I think that it is better to move para to be under 3.4.1 as this is about peers behavior and also answers some of the questions triggered by the current 3.4.1 text: 

   Peers MUST rate-limit their provisioning attempts.  If provisioning
   fails, it is likely because provisioning is not available.  Retrying
   provisioning repeatedly in quick succession is not likely to change
   the server behavior.  Instead, it is likely to result in the peer
   being blocked.  The peer SHOULD retry provisioning no more than once
   every few minutes, and SHOULD perform exponential back-off on its
   provisioning attempts.

# General network access?!

CURRENT:
   The limited
   network MUST NOT permit general network access.  

I guess I understand what is meant here, maybe “unrestricted network access” is more explicit about the intent.

# Redundant behavior in Section 3.5

CURRENT:
   Implementations MUST NOT permit EAP method negotiation with
   provisioning credentials.  That is, when an EPI is used, any EAP Nak
   sent by a server MUST contain only EAP method zero (0).  

These are the same requirement.

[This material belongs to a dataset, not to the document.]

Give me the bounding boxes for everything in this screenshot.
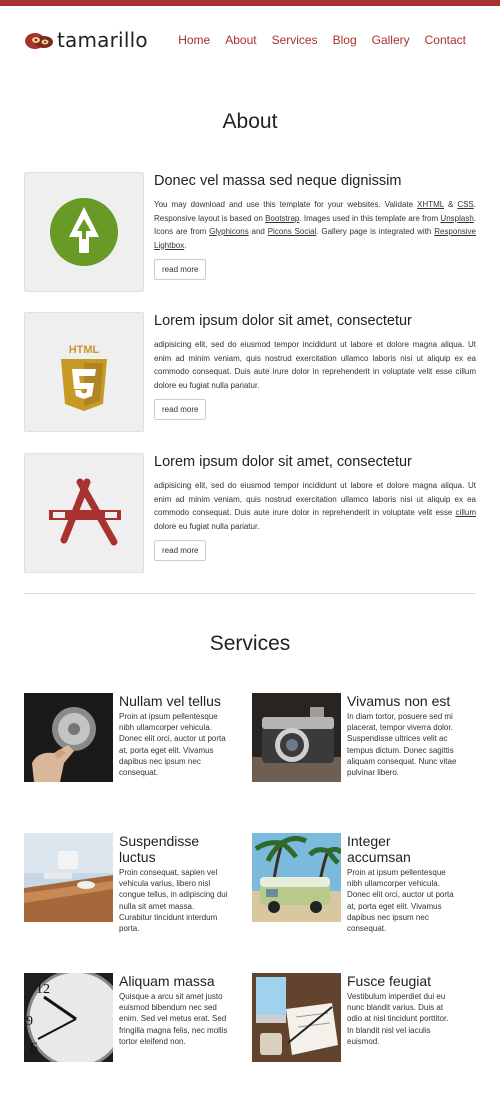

The second MUST is an explanation of the MUST NOT. Please fix this:

NEW:
   Implementations MUST NOT permit EAP method negotiation with
   provisioning credentials.  That is, when an EPI is used, any EAP Nak
   sent by a server must contain only EAP method zero (0).  

# Background and rationale

This section is very useful but too late in the document. Please consider adding a pointer to this section early in the document.

Cheers,
Med

Thank you to Ines Robles for the GENART review.

Thank you for addressing my DISCUSS and COMMENT feedback.